Ils criaient « Charlotte ! Charlotte ! » en brandissant leurs téléphones et appareils photo. Deux douzaines de badauds et de paparazzis faisant le pied de grue depuis des heures devant l'hôtel Martinez, en espérant croiser une star. Ça tombait bien : elles étaient toutes là.

Le hasard a fait que j'ai quitté le dîner d'ouverture du Festival au même moment que Charlotte Gainsbourg et les autres acteurs du film d'ouverture d'Arnaud Desplechin (Les fantômes d'Ismaël), Mathieu Amalric et Louis Garrel.

Il était 1 h 30 du matin. Pendant que Charlotte - dans une robe lamée argent vintage laissant peu de place à l'imagination - se prêtait de bonne grâce au jeu des égoportraits avec ses admirateurs, Louis Garrel est passé sous mon nez et a filé à l'anglaise.

Mathieu Amalric, bon joueur, semblait accepter sans rechigner son statut de prix de consolation des chasseurs d'étoiles. Charlotte Gainsbourg et lui se sont retrouvés cinq minutes plus tard, sur une terrasse de la Croisette, à être photographiés aux côtés d'une femme traînant sa bonbonne d'oxygène - il y a des demandes qui ne se refusent pas - sous le regard de deux fausses blondes siliconées.

Je peux en témoigner : Charlotte ne fait pas de distinctions de classe. Dans la très chic salle de bal du Martinez, je l'ai vue sourire pour la photo, une demi-heure plus tôt, avec deux dames grimées à l'excès qui accompagnaient leurs maris « de l'industrie ».

N'allez pas croire que j'ai traqué la chanteuse-comédienne toute la soirée - ce n'est pas mon genre -, même si j'ai eu peur de la voir disparaître, peu après minuit, lorsqu'elle a croisé Louis Garrel près de la sortie. Ils cherchaient peut-être les toilettes ou allaient fumer une cigarette. Après tout, « stars, they're just like us »...

Je ne fume pas. Je n'ai donc pas accompagné Niels Schneider sur la terrasse, après l'avoir salué. Il ne m'en voudra pas. Le jeune acteur québécois, devenu une vedette du cinéma français (m'a confirmé un journaliste parisien), est à Cannes à titre de membre du jury de la Quinzaine des réalisateurs. Il en profite aussi, m'a-t-il dit, pour plancher sur un scénario de film avec un collaborateur. Je lui ai conseillé de ne pas se coucher trop tard. Soyez sans crainte : mononcle Marc veille sur nos jeunes talents expatriés.

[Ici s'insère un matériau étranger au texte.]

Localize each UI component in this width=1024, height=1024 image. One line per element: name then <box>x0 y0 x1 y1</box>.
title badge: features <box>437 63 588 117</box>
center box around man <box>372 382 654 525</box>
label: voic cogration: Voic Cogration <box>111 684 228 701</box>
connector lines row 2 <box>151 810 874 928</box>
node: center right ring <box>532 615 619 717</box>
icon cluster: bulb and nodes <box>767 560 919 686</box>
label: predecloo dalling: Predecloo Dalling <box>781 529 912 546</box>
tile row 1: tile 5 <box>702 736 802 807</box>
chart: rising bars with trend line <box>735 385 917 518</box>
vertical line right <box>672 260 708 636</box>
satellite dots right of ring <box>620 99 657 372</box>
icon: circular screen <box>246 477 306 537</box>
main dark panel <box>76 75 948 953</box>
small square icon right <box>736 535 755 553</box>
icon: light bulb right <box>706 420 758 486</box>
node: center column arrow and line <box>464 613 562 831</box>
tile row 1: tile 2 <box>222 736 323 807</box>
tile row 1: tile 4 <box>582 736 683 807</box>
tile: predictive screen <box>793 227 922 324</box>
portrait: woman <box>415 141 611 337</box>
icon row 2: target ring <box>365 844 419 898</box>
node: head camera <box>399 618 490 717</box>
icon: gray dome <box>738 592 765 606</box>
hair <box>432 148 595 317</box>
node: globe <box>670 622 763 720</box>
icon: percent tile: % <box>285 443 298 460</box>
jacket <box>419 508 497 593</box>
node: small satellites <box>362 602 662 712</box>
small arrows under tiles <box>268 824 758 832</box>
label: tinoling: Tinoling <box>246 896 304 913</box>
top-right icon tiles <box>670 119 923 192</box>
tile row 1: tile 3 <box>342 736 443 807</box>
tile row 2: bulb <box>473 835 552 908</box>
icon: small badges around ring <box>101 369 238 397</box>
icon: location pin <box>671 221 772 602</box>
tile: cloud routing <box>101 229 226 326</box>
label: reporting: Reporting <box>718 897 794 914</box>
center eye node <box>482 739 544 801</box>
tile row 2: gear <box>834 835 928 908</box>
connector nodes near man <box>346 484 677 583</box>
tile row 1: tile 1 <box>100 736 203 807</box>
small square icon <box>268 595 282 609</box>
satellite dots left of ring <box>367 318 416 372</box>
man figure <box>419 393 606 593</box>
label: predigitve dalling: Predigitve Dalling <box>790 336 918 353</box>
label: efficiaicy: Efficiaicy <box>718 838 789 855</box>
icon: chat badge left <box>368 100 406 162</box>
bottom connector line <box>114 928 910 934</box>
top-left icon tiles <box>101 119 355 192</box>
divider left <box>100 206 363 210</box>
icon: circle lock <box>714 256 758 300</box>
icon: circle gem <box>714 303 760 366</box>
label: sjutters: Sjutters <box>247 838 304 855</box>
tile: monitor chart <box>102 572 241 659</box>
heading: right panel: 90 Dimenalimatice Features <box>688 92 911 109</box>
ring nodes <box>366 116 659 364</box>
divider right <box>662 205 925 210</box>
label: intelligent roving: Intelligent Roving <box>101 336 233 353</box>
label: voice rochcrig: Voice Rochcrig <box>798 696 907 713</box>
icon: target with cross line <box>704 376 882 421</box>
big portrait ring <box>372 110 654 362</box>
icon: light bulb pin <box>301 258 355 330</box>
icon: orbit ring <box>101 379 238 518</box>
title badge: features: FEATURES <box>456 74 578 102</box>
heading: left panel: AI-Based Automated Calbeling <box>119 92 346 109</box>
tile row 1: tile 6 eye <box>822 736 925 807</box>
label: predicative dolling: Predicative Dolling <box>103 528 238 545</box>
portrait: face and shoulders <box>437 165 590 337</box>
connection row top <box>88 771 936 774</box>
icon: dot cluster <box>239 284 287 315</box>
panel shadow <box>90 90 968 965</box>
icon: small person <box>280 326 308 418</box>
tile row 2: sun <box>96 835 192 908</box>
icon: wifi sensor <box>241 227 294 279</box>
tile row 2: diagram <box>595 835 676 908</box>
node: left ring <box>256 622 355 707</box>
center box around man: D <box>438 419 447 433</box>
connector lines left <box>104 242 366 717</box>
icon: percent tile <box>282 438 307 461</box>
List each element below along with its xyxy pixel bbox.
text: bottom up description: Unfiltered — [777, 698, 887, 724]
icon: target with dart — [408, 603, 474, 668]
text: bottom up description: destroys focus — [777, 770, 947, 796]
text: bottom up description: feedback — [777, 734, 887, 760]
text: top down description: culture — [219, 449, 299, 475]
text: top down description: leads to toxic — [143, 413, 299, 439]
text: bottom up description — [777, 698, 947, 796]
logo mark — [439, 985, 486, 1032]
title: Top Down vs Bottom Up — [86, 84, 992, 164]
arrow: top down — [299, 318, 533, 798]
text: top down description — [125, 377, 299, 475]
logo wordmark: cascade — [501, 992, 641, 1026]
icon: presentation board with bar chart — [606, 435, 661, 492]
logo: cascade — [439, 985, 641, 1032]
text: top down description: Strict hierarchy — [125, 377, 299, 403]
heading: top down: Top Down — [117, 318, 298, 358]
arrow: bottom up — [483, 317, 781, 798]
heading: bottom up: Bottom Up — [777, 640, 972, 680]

Pendant que le reste de la plèbe festivalière faisait la fête à la « Welcome Party », à l'autre bout de la Croisette, j'ai obtenu une invitation au très sélect dîner d'ouverture.

J'ai mes entrées (elle s'appelle Christine). On m'avait convié vers 22 h 30-22 h 45. Je suis arrivé vers 23 h, pour faire « classe », sous les flashs des photographes (pas pour moi, les flashs).

Il était 23 h 30 lorsqu'on nous a gentiment invités à regagner nos places afin que l'on puisse servir le repas. Marion Cotillard, qui piquait une jasette avec Pedro Almodóvar au milieu de la salle, n'a pas bronché, insensible aux règles élémentaires d'étiquette et de bienséance. Je les aime beaucoup tous les deux, mais j'ai failli leur dire qu'on attendait tous après eux.

À 23 h 45, c'est-à-dire alors même que mes garçons soupaient à Montréal, le dîner n'était pas encore servi. Ceux qui me connaissent savent que je ne suis pas de bonne humeur lorsque la faim me tenaille. Et j'avais faim en ta..., comme dirait sans doute Moose Dupont.

J'attendais ma « pièce de boeuf confite 48 h » avec force impatience et une féroce envie de dire au chef étoilé Michelin Christian Sinicropi que 46 h ou 47 h, ça ferait amplement l'affaire pour accompagner mon Château d'Armailhac 2006.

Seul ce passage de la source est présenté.